Le tribunal d’Orléans examinait le 10 juillet dernier le litige opposant le KFC d’Olivet (Loiret) à son salarié. Ce dernier a accumulé pendant 10 ans des heures supplémentaires qui n’ont pas été rémunérées. L’entreprise lui proposait à la place de prendre plus de 3 ans de congés. L'idée fait rêver : qui refuserait trois années de congés payés ? Mais juridiquement, la réponse est bien moins évidente.

Si le salarié est d'accord et que l'employeur aussi, où est le problème ? Après tout, chacun devrait être libre d'organiser son temps comme il l'entend.

En réalité, le droit du travail repose sur une logique très différente. Il considère que les périodes de repos ne sont pas un capital que l'on peut accumuler à volonté, comme de l'argent placé sur un compte. Leur fonction première est de protéger la santé du salarié.

C'est pourquoi les différents temps de repos prévus par le Code du travail — qu'il s'agisse des congés payés ou de certains repos liés au temps de travail — sont encadrés par des règles de prise. Leur objectif est de permettre une récupération régulière, tout au long de la vie professionnelle.
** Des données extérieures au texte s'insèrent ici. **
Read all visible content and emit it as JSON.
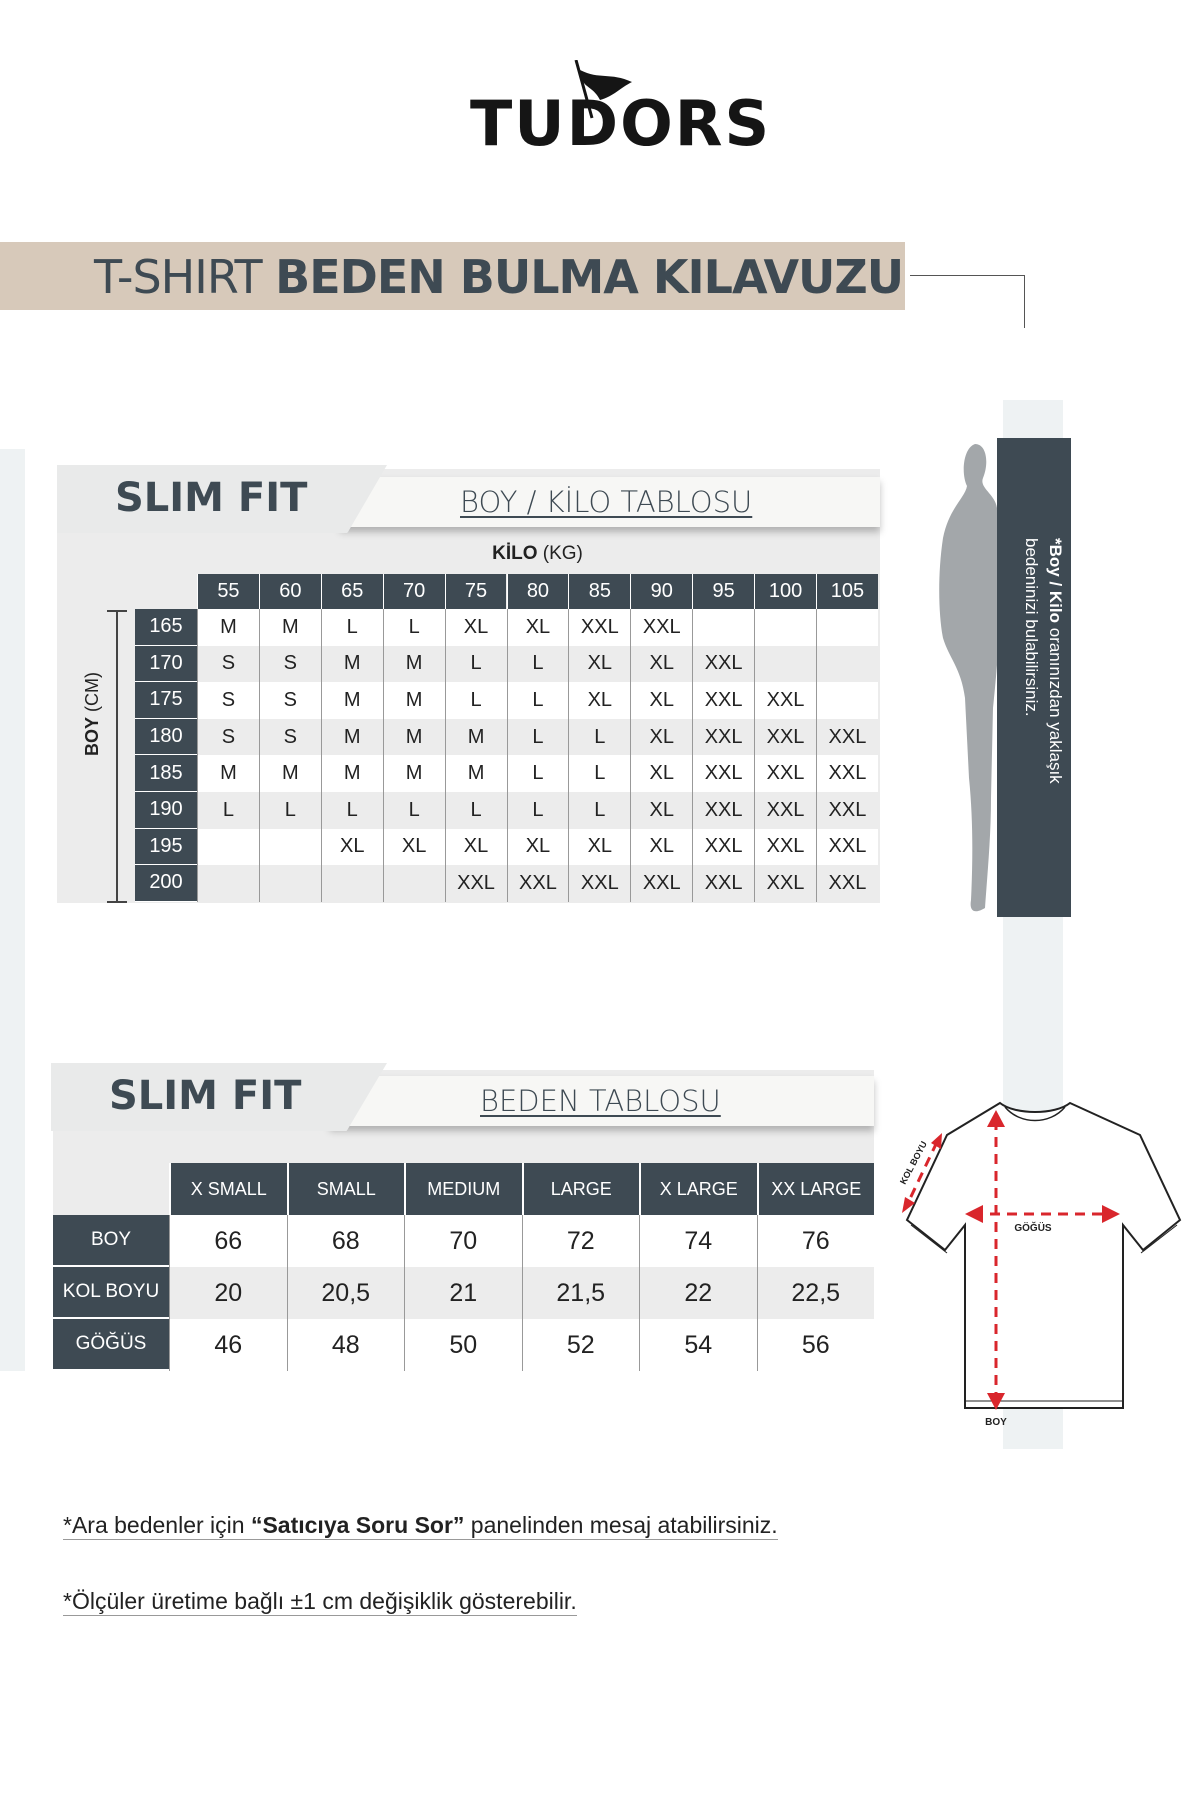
{
  "brand": {
    "logo_text": "TUDORS"
  },
  "banner": {
    "light": "T-SHIRT ",
    "bold": "BEDEN BULMA KILAVUZU",
    "color": "#d7c9ba"
  },
  "colors": {
    "dark": "#3e4a53",
    "row_alt": "#ececec",
    "arrow": "#d9262c"
  },
  "weight_table": {
    "fit": "SLIM FIT",
    "title": "BOY / KİLO TABLOSU",
    "kilo_label_bold": "KİLO",
    "kilo_label_unit": " (KG)",
    "boy_label_bold": "BOY",
    "boy_label_unit": " (CM)",
    "weights": [
      "55",
      "60",
      "65",
      "70",
      "75",
      "80",
      "85",
      "90",
      "95",
      "100",
      "105"
    ],
    "rows": [
      {
        "height": "165",
        "sizes": [
          "M",
          "M",
          "L",
          "L",
          "XL",
          "XL",
          "XXL",
          "XXL",
          "",
          "",
          ""
        ]
      },
      {
        "height": "170",
        "sizes": [
          "S",
          "S",
          "M",
          "M",
          "L",
          "L",
          "XL",
          "XL",
          "XXL",
          "",
          ""
        ]
      },
      {
        "height": "175",
        "sizes": [
          "S",
          "S",
          "M",
          "M",
          "L",
          "L",
          "XL",
          "XL",
          "XXL",
          "XXL",
          ""
        ]
      },
      {
        "height": "180",
        "sizes": [
          "S",
          "S",
          "M",
          "M",
          "M",
          "L",
          "L",
          "XL",
          "XXL",
          "XXL",
          "XXL"
        ]
      },
      {
        "height": "185",
        "sizes": [
          "M",
          "M",
          "M",
          "M",
          "M",
          "L",
          "L",
          "XL",
          "XXL",
          "XXL",
          "XXL"
        ]
      },
      {
        "height": "190",
        "sizes": [
          "L",
          "L",
          "L",
          "L",
          "L",
          "L",
          "L",
          "XL",
          "XXL",
          "XXL",
          "XXL"
        ]
      },
      {
        "height": "195",
        "sizes": [
          "",
          "",
          "XL",
          "XL",
          "XL",
          "XL",
          "XL",
          "XL",
          "XXL",
          "XXL",
          "XXL"
        ]
      },
      {
        "height": "200",
        "sizes": [
          "",
          "",
          "",
          "",
          "XXL",
          "XXL",
          "XXL",
          "XXL",
          "XXL",
          "XXL",
          "XXL"
        ]
      }
    ]
  },
  "side_note": {
    "bold": "*Boy / Kilo",
    "rest": " oranınızdan yaklaşık",
    "line2": "bedeninizi bulabilirsiniz."
  },
  "size_table": {
    "fit": "SLIM FIT",
    "title": "BEDEN TABLOSU",
    "sizes": [
      "X SMALL",
      "SMALL",
      "MEDIUM",
      "LARGE",
      "X LARGE",
      "XX LARGE"
    ],
    "rows": [
      {
        "label": "BOY",
        "values": [
          "66",
          "68",
          "70",
          "72",
          "74",
          "76"
        ]
      },
      {
        "label": "KOL BOYU",
        "values": [
          "20",
          "20,5",
          "21",
          "21,5",
          "22",
          "22,5"
        ]
      },
      {
        "label": "GÖĞÜS",
        "values": [
          "46",
          "48",
          "50",
          "52",
          "54",
          "56"
        ]
      }
    ]
  },
  "tshirt_labels": {
    "sleeve": "KOL BOYU",
    "chest": "GÖĞÜS",
    "length": "BOY"
  },
  "notes": {
    "note1_pre": "*Ara bedenler için ",
    "note1_bold": "“Satıcıya Soru Sor”",
    "note1_post": " panelinden mesaj atabilirsiniz.",
    "note2": "*Ölçüler üretime bağlı ±1 cm değişiklik gösterebilir."
  }
}
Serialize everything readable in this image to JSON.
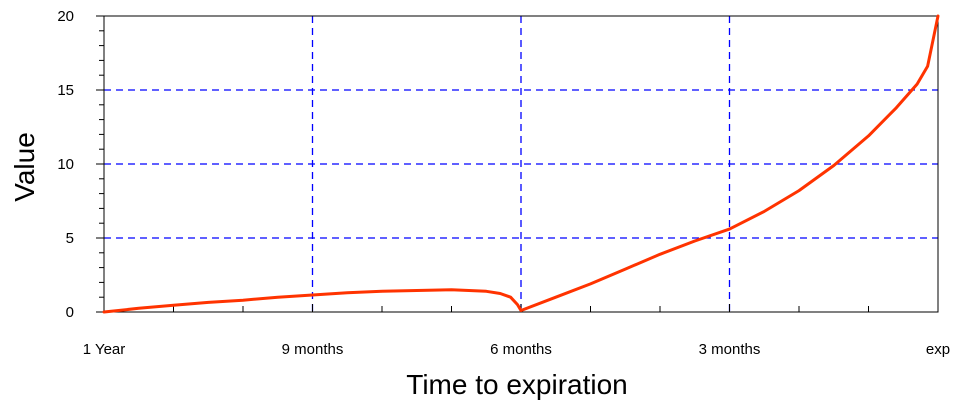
{
  "chart_data": {
    "type": "line",
    "title": "",
    "xlabel": "Time to expiration",
    "ylabel": "Value",
    "x_unit": "months to expiration",
    "xlim": [
      12,
      0
    ],
    "ylim": [
      0,
      20
    ],
    "x_ticks": [
      {
        "value": 12,
        "label": "1 Year"
      },
      {
        "value": 9,
        "label": "9 months"
      },
      {
        "value": 6,
        "label": "6 months"
      },
      {
        "value": 3,
        "label": "3 months"
      },
      {
        "value": 0,
        "label": "exp"
      }
    ],
    "y_ticks": [
      {
        "value": 0,
        "label": "0"
      },
      {
        "value": 5,
        "label": "5"
      },
      {
        "value": 10,
        "label": "10"
      },
      {
        "value": 15,
        "label": "15"
      },
      {
        "value": 20,
        "label": "20"
      }
    ],
    "grid": true,
    "grid_style": "dashed",
    "colors": {
      "series": "#ff3300",
      "grid": "#0000ff",
      "axis": "#000000"
    },
    "series": [
      {
        "x": [
          12,
          11.5,
          11,
          10.5,
          10,
          9.5,
          9,
          8.5,
          8,
          7.5,
          7,
          6.75,
          6.5,
          6.3,
          6.15,
          6.05,
          6.0,
          5.5,
          5.0,
          4.5,
          4.0,
          3.5,
          3.0,
          2.5,
          2.0,
          1.5,
          1.0,
          0.6,
          0.3,
          0.15,
          0.0
        ],
        "y": [
          0.0,
          0.25,
          0.45,
          0.65,
          0.8,
          1.0,
          1.15,
          1.3,
          1.4,
          1.45,
          1.5,
          1.45,
          1.4,
          1.25,
          1.0,
          0.5,
          0.1,
          1.0,
          1.9,
          2.9,
          3.9,
          4.8,
          5.6,
          6.8,
          8.2,
          9.9,
          11.9,
          13.8,
          15.4,
          16.6,
          20.0
        ]
      }
    ]
  }
}
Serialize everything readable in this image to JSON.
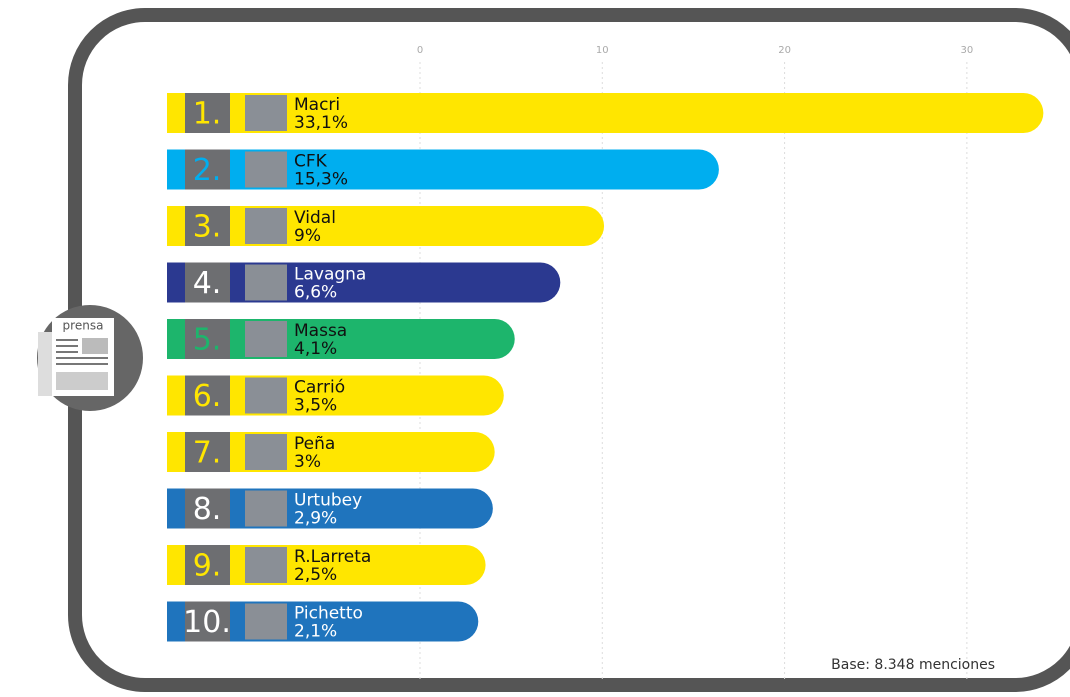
{
  "chart_data": {
    "type": "bar",
    "ranks": [
      "1.",
      "2.",
      "3.",
      "4.",
      "5.",
      "6.",
      "7.",
      "8.",
      "9.",
      "10."
    ],
    "categories": [
      "Macri",
      "CFK",
      "Vidal",
      "Lavagna",
      "Massa",
      "Carrió",
      "Peña",
      "Urtubey",
      "R.Larreta",
      "Pichetto"
    ],
    "values": [
      33.1,
      15.3,
      9,
      6.6,
      4.1,
      3.5,
      3,
      2.9,
      2.5,
      2.1
    ],
    "value_labels": [
      "33,1%",
      "15,3%",
      "9%",
      "6,6%",
      "4,1%",
      "3,5%",
      "3%",
      "2,9%",
      "2,5%",
      "2,1%"
    ],
    "colors": [
      "#ffe600",
      "#00aeef",
      "#ffe600",
      "#2b3990",
      "#1db56c",
      "#ffe600",
      "#ffe600",
      "#1f74bd",
      "#ffe600",
      "#1f74bd"
    ],
    "rank_colors": [
      "#ffe600",
      "#00aeef",
      "#ffe600",
      "#ffffff",
      "#1db56c",
      "#ffe600",
      "#ffe600",
      "#ffffff",
      "#ffe600",
      "#ffffff"
    ],
    "label_colors": [
      "#111111",
      "#111111",
      "#111111",
      "#ffffff",
      "#111111",
      "#111111",
      "#111111",
      "#ffffff",
      "#111111",
      "#ffffff"
    ],
    "xlim": [
      0,
      35
    ],
    "xticks": [
      0,
      10,
      20,
      30
    ],
    "grid": true,
    "icon_label": "prensa",
    "note": "Base: 8.348 menciones"
  }
}
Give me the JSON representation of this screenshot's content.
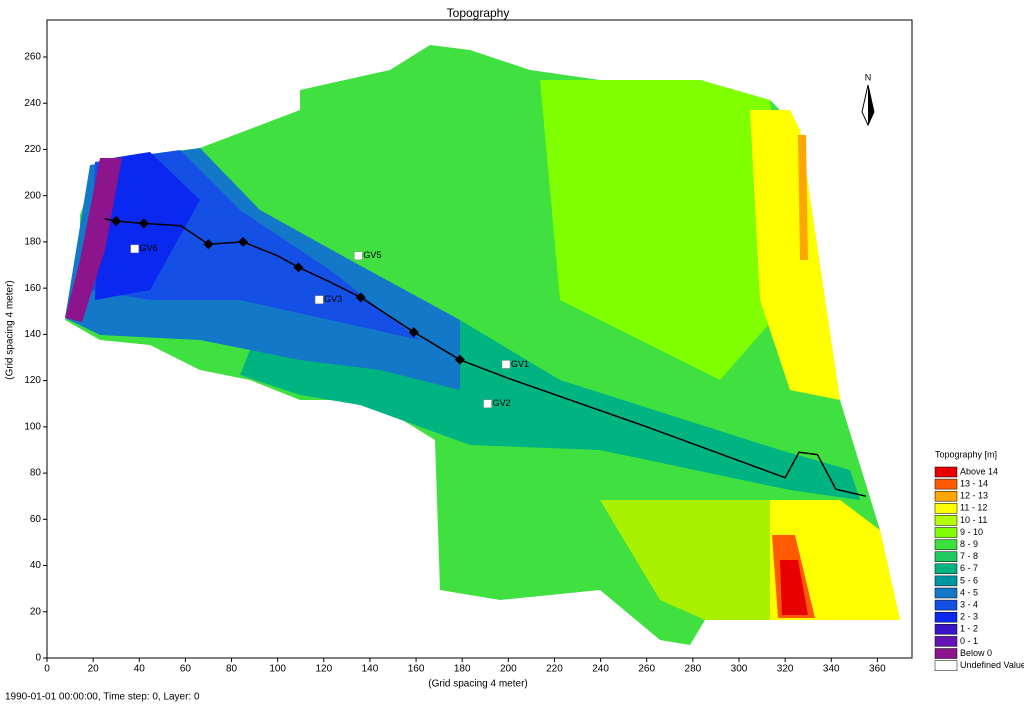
{
  "title": "Topography",
  "xlabel": "(Grid spacing 4 meter)",
  "ylabel": "(Grid spacing 4 meter)",
  "status": "1990-01-01 00:00:00, Time step: 0, Layer: 0",
  "compass": "N",
  "xlim": [
    0,
    375
  ],
  "ylim": [
    0,
    276
  ],
  "xticks": [
    0,
    20,
    40,
    60,
    80,
    100,
    120,
    140,
    160,
    180,
    200,
    220,
    240,
    260,
    280,
    300,
    320,
    340,
    360
  ],
  "yticks": [
    0,
    20,
    40,
    60,
    80,
    100,
    120,
    140,
    160,
    180,
    200,
    220,
    240,
    260
  ],
  "profile": {
    "x": [
      25,
      30,
      42,
      58,
      70,
      85,
      100,
      109,
      122,
      136,
      159,
      179,
      200,
      260,
      320,
      326,
      334,
      342,
      355
    ],
    "y": [
      190,
      189,
      188,
      187,
      179,
      180,
      174,
      169,
      163,
      156,
      141,
      129,
      121,
      100,
      78,
      89,
      88,
      73,
      70
    ]
  },
  "nodes": {
    "x": [
      30,
      42,
      70,
      85,
      109,
      136,
      159,
      179
    ],
    "y": [
      189,
      188,
      179,
      180,
      169,
      156,
      141,
      129
    ]
  },
  "stations": [
    {
      "label": "GV1",
      "x": 199,
      "y": 127
    },
    {
      "label": "GV2",
      "x": 191,
      "y": 110
    },
    {
      "label": "GV3",
      "x": 118,
      "y": 155
    },
    {
      "label": "GV5",
      "x": 135,
      "y": 174
    },
    {
      "label": "GV6",
      "x": 38,
      "y": 177
    }
  ],
  "legend": {
    "title": "Topography [m]",
    "items": [
      {
        "label": "Above 14",
        "color": "#e80000"
      },
      {
        "label": "13 - 14",
        "color": "#ff5a00"
      },
      {
        "label": "12 - 13",
        "color": "#ffa500"
      },
      {
        "label": "11 - 12",
        "color": "#ffff00"
      },
      {
        "label": "10 - 11",
        "color": "#b4ff00"
      },
      {
        "label": "9 - 10",
        "color": "#7fff00"
      },
      {
        "label": "8 -  9",
        "color": "#3ce03c"
      },
      {
        "label": "7 -  8",
        "color": "#20c860"
      },
      {
        "label": "6 -  7",
        "color": "#00b482"
      },
      {
        "label": "5 -  6",
        "color": "#0096a0"
      },
      {
        "label": "4 -  5",
        "color": "#1478c8"
      },
      {
        "label": "3 -  4",
        "color": "#1450e6"
      },
      {
        "label": "2 -  3",
        "color": "#0a28f0"
      },
      {
        "label": "1 -  2",
        "color": "#3c14c8"
      },
      {
        "label": "0 -  1",
        "color": "#6414b4"
      },
      {
        "label": "Below  0",
        "color": "#8c148c"
      },
      {
        "label": "Undefined Value",
        "color": "#ffffff"
      }
    ]
  }
}
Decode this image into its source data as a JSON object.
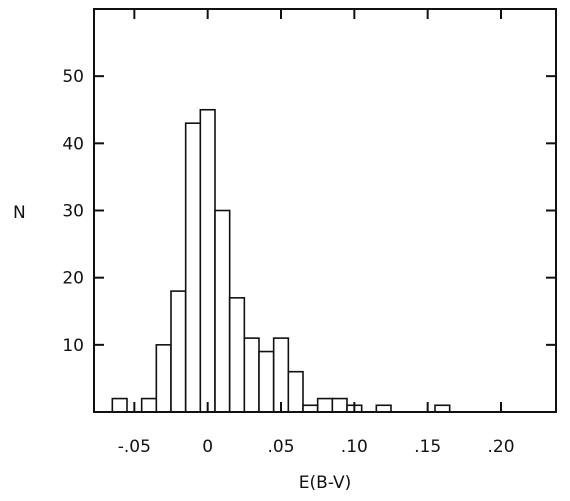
{
  "chart_data": {
    "type": "bar",
    "title": "",
    "xlabel": "E(B-V)",
    "ylabel": "N",
    "xlim": [
      -0.0775,
      0.2375
    ],
    "ylim": [
      0,
      60
    ],
    "bin_width": 0.01,
    "x_ticks": [
      -0.05,
      0,
      0.05,
      0.1,
      0.15,
      0.2
    ],
    "x_tick_labels": [
      "-.05",
      "0",
      ".05",
      ".10",
      ".15",
      ".20"
    ],
    "y_ticks": [
      10,
      20,
      30,
      40,
      50
    ],
    "y_tick_labels": [
      "10",
      "20",
      "30",
      "40",
      "50"
    ],
    "grid": false,
    "categories": [
      -0.06,
      -0.04,
      -0.03,
      -0.02,
      -0.01,
      0.0,
      0.01,
      0.02,
      0.03,
      0.04,
      0.05,
      0.06,
      0.07,
      0.08,
      0.09,
      0.1,
      0.12,
      0.16
    ],
    "values": [
      2,
      2,
      10,
      18,
      43,
      45,
      30,
      17,
      11,
      9,
      11,
      6,
      1,
      2,
      2,
      1,
      1,
      1
    ]
  }
}
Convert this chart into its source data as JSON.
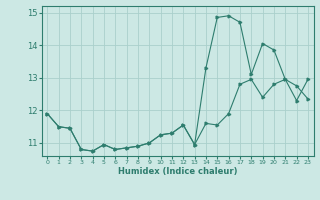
{
  "xlabel": "Humidex (Indice chaleur)",
  "ylabel": "",
  "bg_color": "#cce8e4",
  "grid_color": "#aad0cc",
  "line_color": "#2e7d6e",
  "xlim": [
    -0.5,
    23.5
  ],
  "ylim": [
    10.6,
    15.2
  ],
  "xticks": [
    0,
    1,
    2,
    3,
    4,
    5,
    6,
    7,
    8,
    9,
    10,
    11,
    12,
    13,
    14,
    15,
    16,
    17,
    18,
    19,
    20,
    21,
    22,
    23
  ],
  "yticks": [
    11,
    12,
    13,
    14,
    15
  ],
  "line1_x": [
    0,
    1,
    2,
    3,
    4,
    5,
    6,
    7,
    8,
    9,
    10,
    11,
    12,
    13,
    14,
    15,
    16,
    17,
    18,
    19,
    20,
    21,
    22,
    23
  ],
  "line1_y": [
    11.9,
    11.5,
    11.45,
    10.8,
    10.75,
    10.95,
    10.8,
    10.85,
    10.9,
    11.0,
    11.25,
    11.3,
    11.55,
    10.95,
    11.6,
    11.55,
    11.9,
    12.8,
    12.95,
    12.4,
    12.8,
    12.95,
    12.75,
    12.35
  ],
  "line2_x": [
    0,
    1,
    2,
    3,
    4,
    5,
    6,
    7,
    8,
    9,
    10,
    11,
    12,
    13,
    14,
    15,
    16,
    17,
    18,
    19,
    20,
    21,
    22,
    23
  ],
  "line2_y": [
    11.9,
    11.5,
    11.45,
    10.8,
    10.75,
    10.95,
    10.8,
    10.85,
    10.9,
    11.0,
    11.25,
    11.3,
    11.55,
    10.95,
    13.3,
    14.85,
    14.9,
    14.7,
    13.1,
    14.05,
    13.85,
    12.95,
    12.3,
    12.95
  ]
}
En principe, ils n'ont donc pas vocation à être stockés pendant des années pour être consommés d'un seul coup.

Il existe bien sûr des exceptions. Certaines entreprises disposent d'un compte épargne-temps, prévu par un accord collectif, qui permet de conserver des jours de repos sur une longue période. Mais il s'agit d'un dispositif spécifique, encadré par des règles précises. Il ne signifie pas que tout repos peut être librement accumulé pendant dix ans.

C'est ce qui rend cette affaire particulièrement intéressante. Derrière le débat sur le paiement des heures supplémentaires se cache une idée beaucoup plus profonde : le droit du travail ne protège pas seulement le droit au repos, il protège aussi le moment où ce repos est pris.

Autrement dit, un salarié qui travaillerait sans relâche pendant dix ans avant de partir trois ans en congé ne correspond pas à la philosophie du droit français. Celui-ci privilégie un repos régulier, parce qu'il est considéré comme une mesure de prévention des risques professionnels, et non comme une simple récompense. En droit du travail, le repos n'est donc pas un compte épargne. C'est avant tout un outil de protection de la santé.